Dalam melakukan penelitian penulis memakai jenis peneltian deskripstif dengan pendekatan penelitian yuridis empiris. Jenis data yang digunakan dalam penyusunan karya ilmiah ini adalah berupa data primer dan data sekunder. Teknik yang dipakai untuk mengumpulkan datanya adalah dengan teknik wawancara, teknik dokumentasi serta dengan teknik studi pustaka. Analisis data yang dipakai analisis data kualitatif dengan model interaktif dengan berbagai narasumber. yang ada.

 Hasil dari penelitian atau analisis dari penelitian karya ilmiah ini adalah bahwa Pelaksanaan maupun proses peralihan hak atas tanah karena warisan dibuktikan dengan surat wasiat yang dibuat oleh kepala desa atau kelurahan, tetapi bisa juga dengan pembuatan akta tanah yang dihadapkan PPAT. Pelaksanaan Undang-Undang Nomor 5 Tahun 1960 Pasal 20 dalam peralihan hak atas tanah berdasarkan warisan yang dilaksanakan di Kantor Pertanahan Kabupaten Wonogiri oleh petugas dimaksimalkan yang melakukan kegiatan pelayanan pensertipikatan tanah hingga menjadi sertifikat dengan jaminan kepastian hukum.
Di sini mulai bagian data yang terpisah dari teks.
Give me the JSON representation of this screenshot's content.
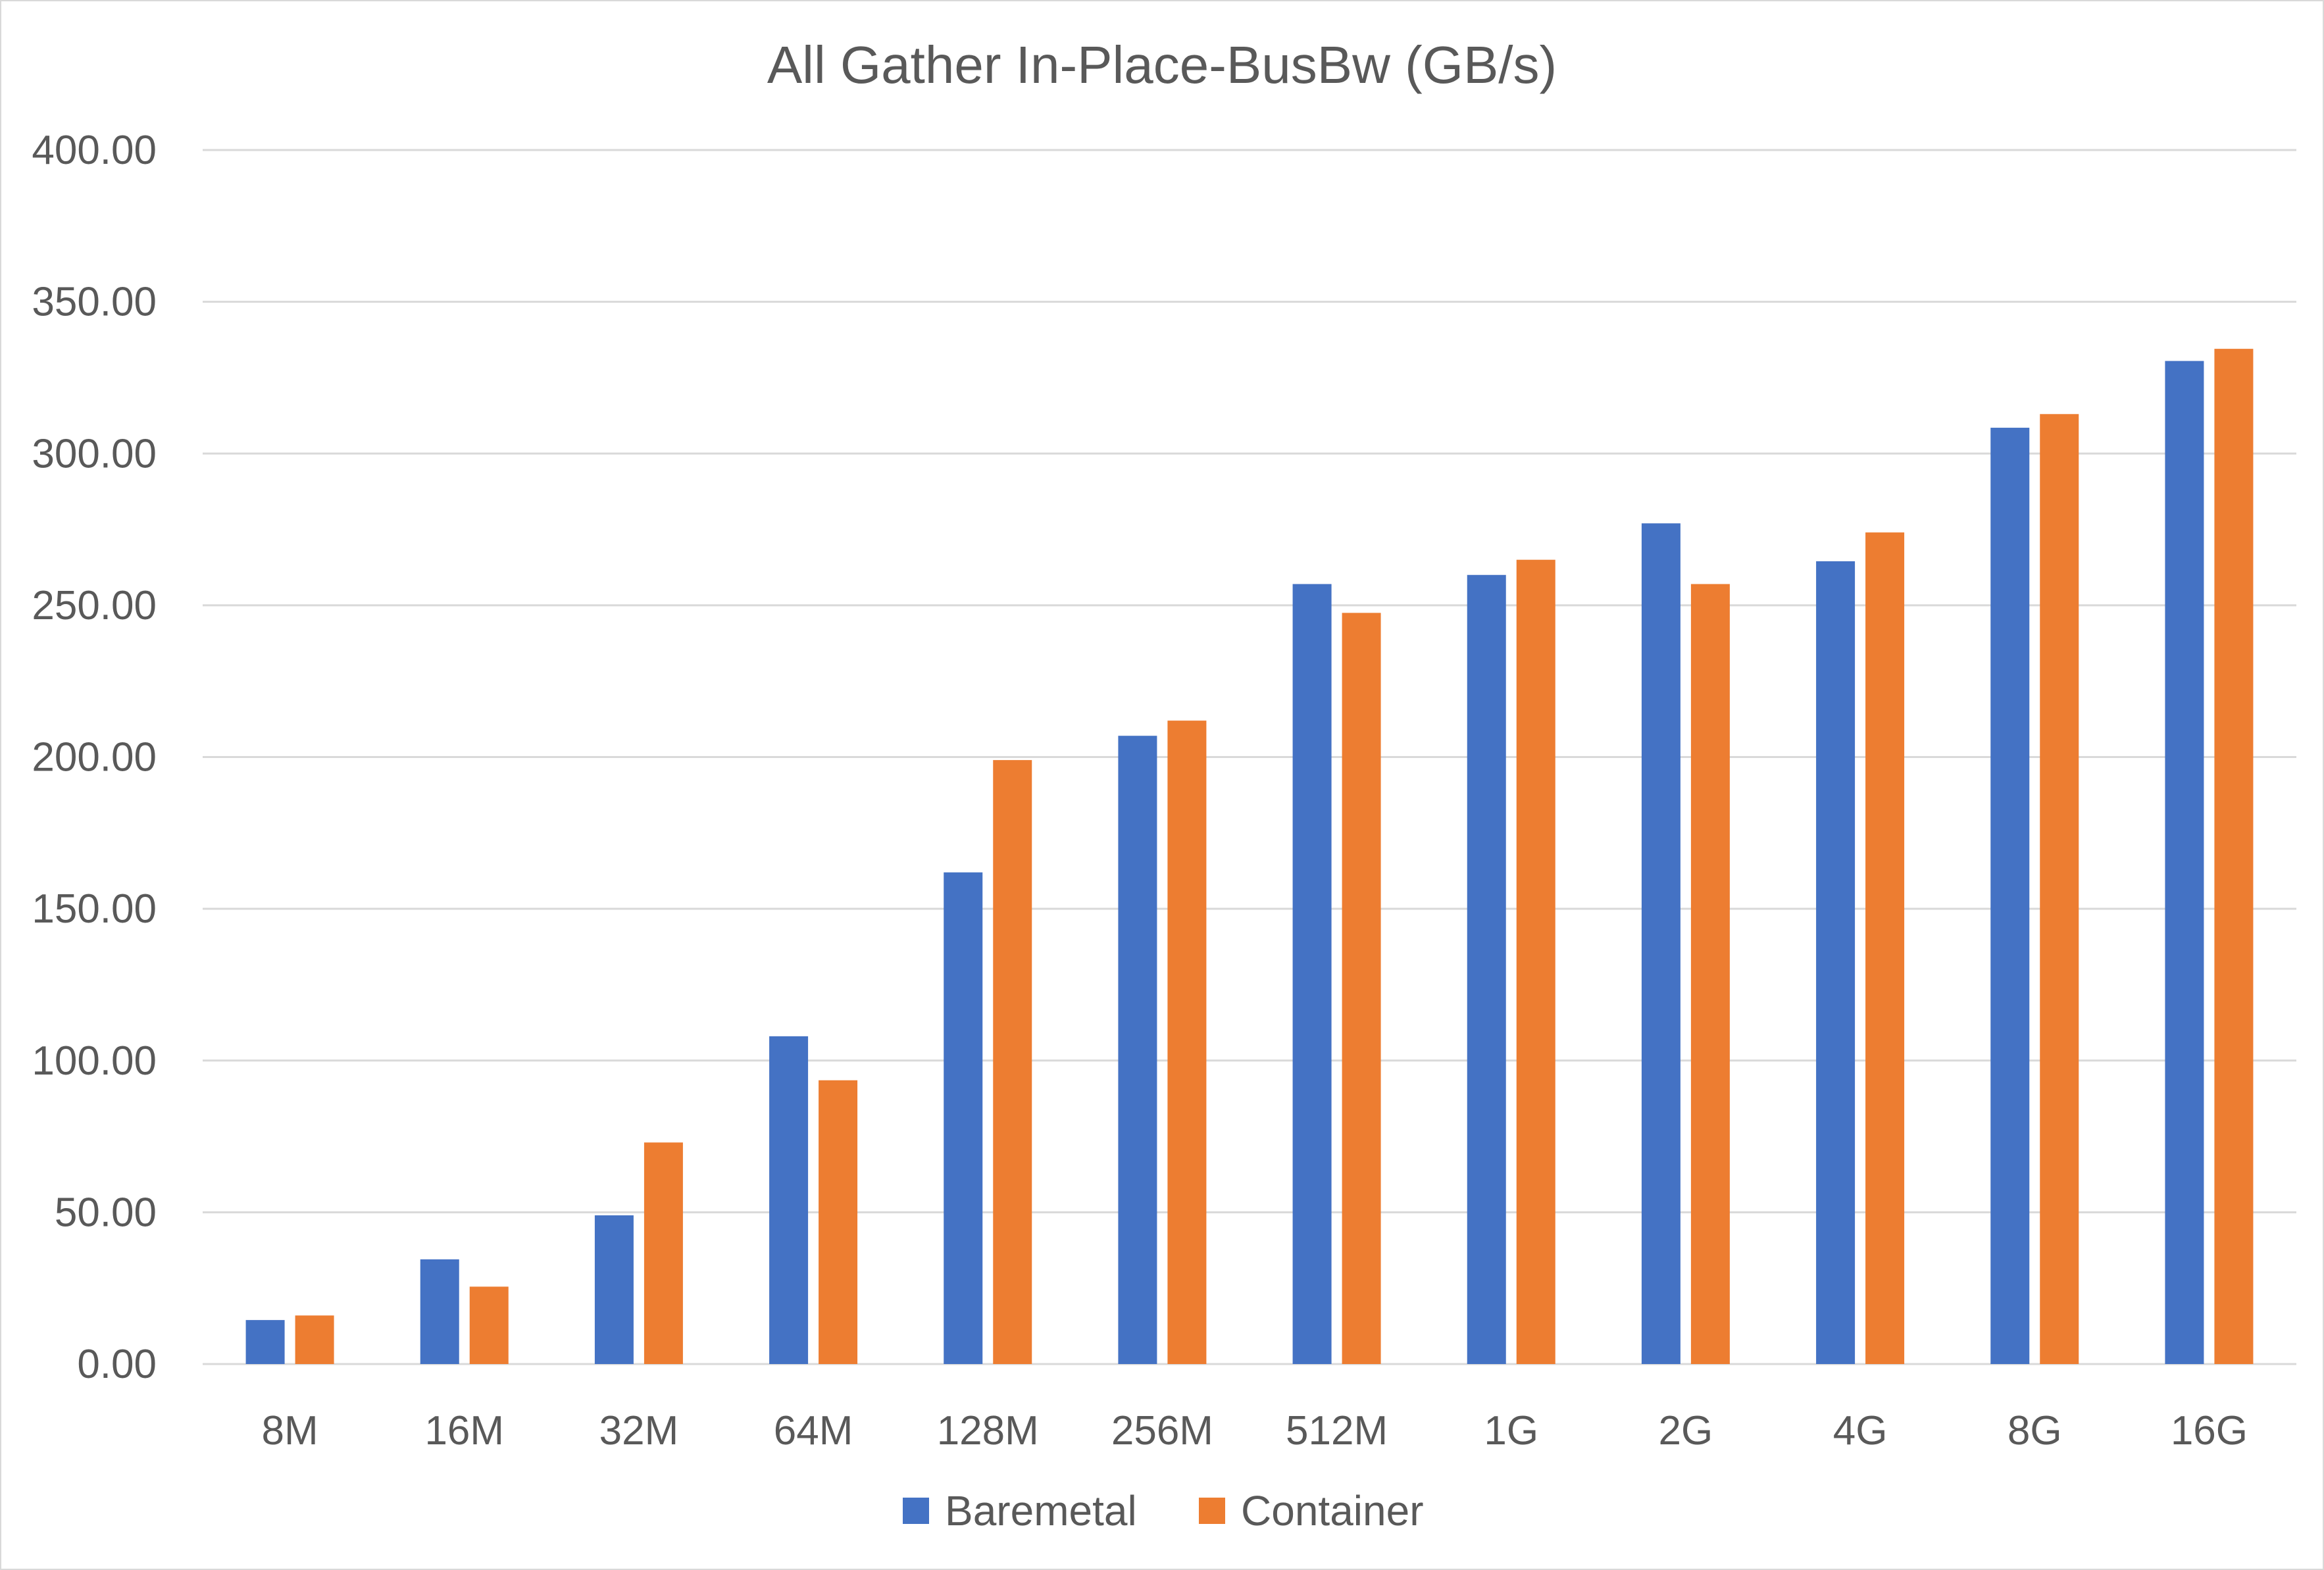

Faktor-faktor penghambat dalam peralihan hak milik atas tanah  karena warisan di Kantor Pertanahan Kabupaten Wonogiri, diantaranya adalah : a) Hambatan dari Masyarakat, diantaranya belum lengkap syaratnya, terlalu kecil tanahnya, tingkat ekonomi yang rendah, dan kurangnya surat bukti pemilikan tanah. b)  Hambatan dari kantor pertanaha, diantaranya, yaitu tidak lengkapnya berkas-berkas permohonan, dan juga syarat   yang   diajukan   terdapat pemalsuan tanda tangan.